Pallet Shipper Uses Active Heating

FedEx tested the AcuTemp RKN in a 15-day shipment traveling to Asia, and the cargo bin temperature fluctuated within one degree.

 

 

 

By David Vaczek
Senior Editor

 

Drug firms in the market for containers that will hold up to climate extremes have a new alternative in the AcuTemp RKN, which FedEx Custom Critical (Akron, OH) has added to its fleet of pallet shippers.

Jeff Sitzlar, manager of business development, FedEx Custom Critical, says the improved performance of the long-range shipper will influence pharma companies to reevaluate their transport container options. “With the addition of the AcuTemp RKN to our portfolio, I think we will be able to offer the pharma industry something they haven’t seen before,” Sitzlar says.

“Our testing has shown it performs the way it has been sold to perform, regardless of where it is shipped or how long it sits on the tarmac. The AcuTemp RKN really becomes a temperature-controlled warehouse,” he adds.

The first compressor-driven temperature-control container certified by FAA for use on domestic airlines, the RKN from AcuTemp Thermal Systems (Dayton, OH) features active heating technology in a pallet shipper.

Sitzlar says the unit provides more flexibility than standard dry ice–based active containers for shipping on routes with adverse climates, and it better accommodates transport chain delays. The pallet shipper uses 20-plus R-value insulation that helps in maintaining inside temperatures when containers are left sitting in harsh conditions.

Temperature extremes have to be avoided when handling dry ice–based shippers. “For a 2-to-8°C shipment in a standard unit-load device (ULD), it is imperative that you maintain ambient conditions, around room temperature, from the time you pick it up to the time you deliver it. Ambient temperatures should be 15° to 20° higher than the cargo temperature. If you can’t minimize or mitigate delays such as on the tarmac or at customs clearance, the product will get either too cold or too hot within hours, and you are going to have product loss,” he says.

“With the AcuTemp RKN, the outside temperature can fluctuate between –20° and 49°C, and the container maintains a flat line of 5°C, whether you are stuck on the tarmac in Mumbai in the summer or in Anchorage in February.

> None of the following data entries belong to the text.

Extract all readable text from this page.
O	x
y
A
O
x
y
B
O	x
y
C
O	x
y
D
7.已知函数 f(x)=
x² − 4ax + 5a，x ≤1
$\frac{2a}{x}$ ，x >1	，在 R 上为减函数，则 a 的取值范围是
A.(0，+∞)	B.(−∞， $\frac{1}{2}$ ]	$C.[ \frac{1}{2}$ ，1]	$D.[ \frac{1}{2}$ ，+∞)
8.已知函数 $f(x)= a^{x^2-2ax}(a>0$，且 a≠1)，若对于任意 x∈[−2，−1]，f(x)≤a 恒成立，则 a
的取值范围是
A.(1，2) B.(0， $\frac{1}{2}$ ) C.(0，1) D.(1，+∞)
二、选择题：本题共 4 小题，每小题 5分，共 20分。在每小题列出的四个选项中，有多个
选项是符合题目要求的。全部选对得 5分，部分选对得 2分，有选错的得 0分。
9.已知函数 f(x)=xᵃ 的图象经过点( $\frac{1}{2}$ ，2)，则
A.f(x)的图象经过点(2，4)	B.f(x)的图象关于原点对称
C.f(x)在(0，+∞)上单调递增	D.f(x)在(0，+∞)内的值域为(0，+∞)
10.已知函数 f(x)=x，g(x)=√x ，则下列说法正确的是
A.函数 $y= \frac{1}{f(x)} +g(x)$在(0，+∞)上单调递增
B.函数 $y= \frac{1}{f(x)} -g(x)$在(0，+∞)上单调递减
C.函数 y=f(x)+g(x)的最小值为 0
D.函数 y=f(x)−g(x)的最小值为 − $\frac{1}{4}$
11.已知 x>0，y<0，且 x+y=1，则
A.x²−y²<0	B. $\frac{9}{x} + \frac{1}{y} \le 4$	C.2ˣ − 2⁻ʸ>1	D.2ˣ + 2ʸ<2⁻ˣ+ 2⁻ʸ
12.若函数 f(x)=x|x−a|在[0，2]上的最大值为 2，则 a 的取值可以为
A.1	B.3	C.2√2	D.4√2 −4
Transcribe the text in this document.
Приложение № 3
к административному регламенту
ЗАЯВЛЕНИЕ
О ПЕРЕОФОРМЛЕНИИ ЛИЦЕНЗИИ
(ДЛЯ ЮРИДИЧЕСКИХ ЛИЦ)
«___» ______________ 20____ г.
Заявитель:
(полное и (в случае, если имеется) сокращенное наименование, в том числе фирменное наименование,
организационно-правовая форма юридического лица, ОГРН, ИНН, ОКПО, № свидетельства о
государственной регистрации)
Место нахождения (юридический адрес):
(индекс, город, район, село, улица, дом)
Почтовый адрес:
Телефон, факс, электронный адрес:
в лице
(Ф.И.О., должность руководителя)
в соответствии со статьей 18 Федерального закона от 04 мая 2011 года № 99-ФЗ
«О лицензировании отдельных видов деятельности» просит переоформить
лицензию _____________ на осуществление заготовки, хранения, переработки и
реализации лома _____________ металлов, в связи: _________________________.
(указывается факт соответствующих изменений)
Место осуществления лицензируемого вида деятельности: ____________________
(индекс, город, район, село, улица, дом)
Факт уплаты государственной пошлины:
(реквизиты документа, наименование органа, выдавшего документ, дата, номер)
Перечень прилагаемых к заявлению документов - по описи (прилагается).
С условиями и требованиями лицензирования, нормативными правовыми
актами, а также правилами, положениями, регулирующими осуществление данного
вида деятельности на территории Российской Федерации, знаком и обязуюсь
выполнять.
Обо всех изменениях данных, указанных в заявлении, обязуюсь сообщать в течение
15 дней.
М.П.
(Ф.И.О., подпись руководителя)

That is what the pharma and biotech industries want,” he says.

FedEx Custom Critical tested the RKN in a 15-day shipment traveling to Asia. With the unit set at 5°C, the cargo bin temperature fluctuated within one degree, keeping the product temperature stable within one-half degree of the set point.

Sitzler says the 100-hour battery life covers almost all lanes door-to-door. But Custom Critical procedures call for ramp agents to plug it in for recharging when it is sitting at transfer points for more than an hour. The insulation’s performance more than doubles the time the container holds temperatures if the unit isn’t operating, versus that of a standard unit.

The AcuTemp RKN holds set temperatures from 2° to 25°C. Dry ice–based shippers from Envirotainer will continue supporting FedEx’s Temp-Assure services for the deep-frozen transport segment, as the firm’s t2 units hold temperatures at –20° to 20°C. For some shipping needs, Envirotainer’s RAP four-pallet-sized shipper will provide less dimensional weight and therefore be more cost-effective than using four one-pallet-sized AcuTemp RKNs.

Custom Critical has started with 20 RKNs in an exclusive use agreement, with AmSafe/AcuTemp capable of manufacturing 40 units a month, Sitzlar says.

“FedEx has the largest fleet of any cargo or commercial carrier in the world, with destination locations in more than 220 countries, the most of any cargo provider. We have the ability to mode-optimize a suite of temperature-control services across our operating companies, with customized solutions for challenging itineraries or customers requiring more custodial care and control.

“We have zero limitations as to where we can take the RKN in door-to-door global services,” Sitzlar says.

Handling the unit is potentially more cost-effective, since less human intervention is required for servicing. Customers in exclusive-use contracts pay only a one-way haul expense, with FedEx positioning, repositioning, and returning the ULD assets.

Sitzlar says the pallet container will offer a cost-effective option for large-volume shipments of smaller parcels. Companies shipping overseas with enough shipment volume can use the RKN and pay less per pound on the freight side than on the small parcel side. The unit can be used as a staging container for passive packouts for extending product life.